CNSNews.com is reporting that the ACLU is being rebuffed by the district which is refusing to give into their demands because doing so would expose grade- and high-school aged students to pornography, which is in direct violation of federal law.
Tim Hadfield, superintendent of the Camdenton district, told CNS his schools use filtering software called URL Blacklist to block a host of offensive sites, including LGBT sites. He said the district does not want to comply with the ACLU’s demands because to do so would allow children to peruse sexually explicit sites which could also get the district into legal trouble.
“There’s an act called the Children’s Internet Protection Act that we also must follow, too, and by turning one of our filters off, there was a concern from our IT department that we could have possible violations of that act, and so, we erred on the side of caution. And that was the rationale for our decision,” Hadfield said.
The Children’s Internet Protection Act (CIPA) requires that, as a condition for receiving federal funding, schools and libraries must use Internet filters and implement other measures to protect children Kindergarten-age through 12th grade from harmful online content. The measure was signed into law in 2000 and the Supreme Court upheld its constitutionality in 2003 when it was challenged by the American Library Association.
The ACLU claims it filed suit against the Camdenton district claiming that they are blocking the sites because they don’t agree with the LGBT viewpoint. They are demanding that the district either unblock the sexuality filter or obtain other filtering software that is “content neutral” and does not “discriminate” against what school children can access.
“School districts cannot use filtering software that discriminates against Web sites based on their viewpoint,” said Joshua Block, a staff attorney with the ACLU’s LGBT Project.
However, the Alliance Defense Fund (ADF), a conservative religious liberties legal group, says the ACLU’s legal reasoning is all wrong.
“School districts not only have a right, but also an obligation to protect our children from pornography, and they certainly shouldn’t cave in to the ACLU’s demands that they allow this inappropriate access,” ADF Senior Counsel David Cortman told CNS.
Cortman said the ADF had sent a letter to the Camdenton district – and several other school districts that the ACLU is threatening with similar legal action – informing them that there is no legal basis for the ACLU lawsuits.
“It is also our opinion legally that the school district has a right to control the access that students have to the Internet in addition to whatever’s involved in their curriculum,” Cortman said.
They are advising the district to stand firm, saying that the Supreme Court has only held that there cannot be content and viewpoint restrictions when it comes to private speech, which is not the case in this instance.
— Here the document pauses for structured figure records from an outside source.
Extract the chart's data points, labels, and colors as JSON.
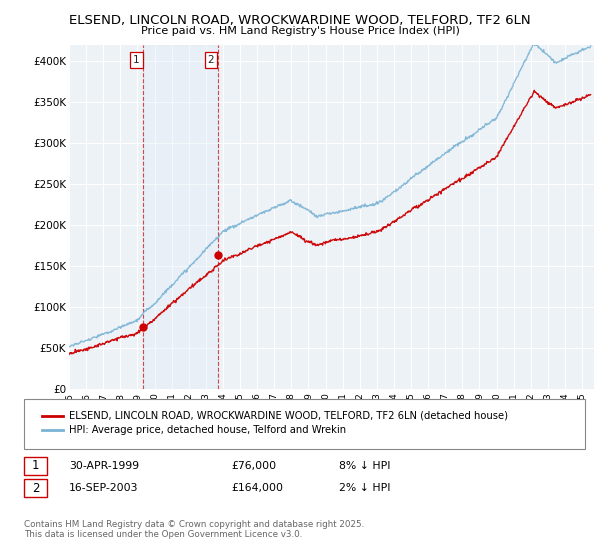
{
  "title1": "ELSEND, LINCOLN ROAD, WROCKWARDINE WOOD, TELFORD, TF2 6LN",
  "title2": "Price paid vs. HM Land Registry's House Price Index (HPI)",
  "ylabel_ticks": [
    "£0",
    "£50K",
    "£100K",
    "£150K",
    "£200K",
    "£250K",
    "£300K",
    "£350K",
    "£400K"
  ],
  "ytick_values": [
    0,
    50000,
    100000,
    150000,
    200000,
    250000,
    300000,
    350000,
    400000
  ],
  "ylim": [
    0,
    420000
  ],
  "xlim_start": 1995.0,
  "xlim_end": 2025.7,
  "purchase1_x": 1999.33,
  "purchase1_y": 76000,
  "purchase2_x": 2003.71,
  "purchase2_y": 164000,
  "legend_line1": "ELSEND, LINCOLN ROAD, WROCKWARDINE WOOD, TELFORD, TF2 6LN (detached house)",
  "legend_line2": "HPI: Average price, detached house, Telford and Wrekin",
  "row1_num": "1",
  "row1_date": "30-APR-1999",
  "row1_price": "£76,000",
  "row1_pct": "8% ↓ HPI",
  "row2_num": "2",
  "row2_date": "16-SEP-2003",
  "row2_price": "£164,000",
  "row2_pct": "2% ↓ HPI",
  "footer": "Contains HM Land Registry data © Crown copyright and database right 2025.\nThis data is licensed under the Open Government Licence v3.0.",
  "hpi_color": "#7ab3d4",
  "price_color": "#cc0000",
  "bg_chart": "#edf2f7",
  "vline_color": "#cc0000",
  "span_color": "#dae8f5",
  "label_border_color": "#cc0000",
  "grid_color": "#ffffff"
}
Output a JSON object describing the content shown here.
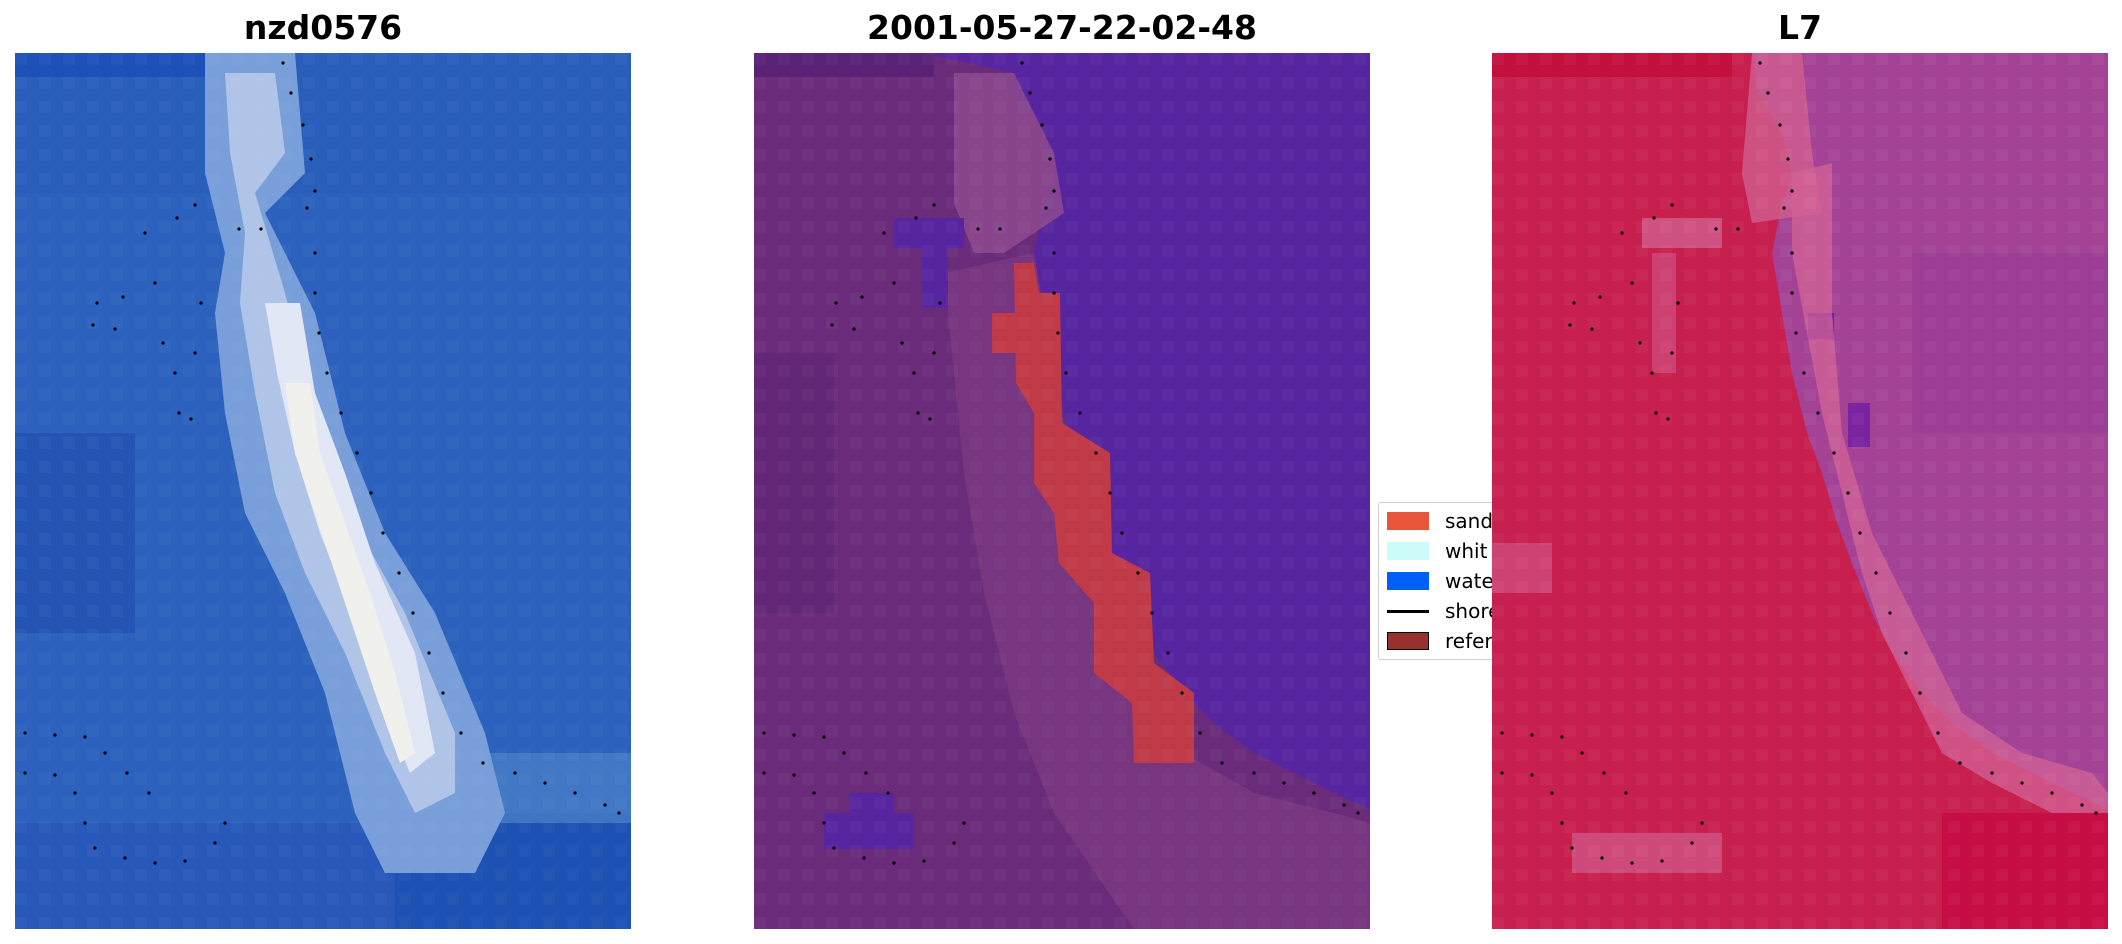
{
  "panels": [
    {
      "title": "nzd0576"
    },
    {
      "title": "2001-05-27-22-02-48"
    },
    {
      "title": "L7"
    }
  ],
  "legend": {
    "items": [
      {
        "label": "sand",
        "color": "#e8553a"
      },
      {
        "label": "whit",
        "color": "#ccfcfa"
      },
      {
        "label": "wate",
        "color": "#0060f5"
      },
      {
        "label": "shore",
        "color": "#000000"
      },
      {
        "label": "refer",
        "color": "#98302f"
      }
    ]
  },
  "colors": {
    "rgb_base": "#2e66c4",
    "classified_base": "#6a2b7a",
    "water_class": "#5725a0",
    "sand_class": "#c13a48",
    "false_color_land": "#c71f4e",
    "false_color_water": "#a44395"
  }
}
Second, when it comes to library materials, the Court ruled that schools cannot have an “impermissable political motive” for restricting access to books. But in this case, their motives are not political; they are restricting the material because it is sexually inappropriate, which they are permitted to do. Third, the ACLU does not have any legal standing to bring the suit.
“It is our opinion that the plaintiffs in the case don’t have any legal injury, or standing to bring the lawsuit in the first place,” Cortman said. “The reason for that is the plaintiffs in the case are local groups and there is absolutely no law that supports or allows a local group to demand that its Web site is given access from the school’s Internet. So there is simply no First Amendment claim at all.”
Superintendent Hadfield told CNS that school district attorneys are currently in the process of “determining what the next course of action will be.”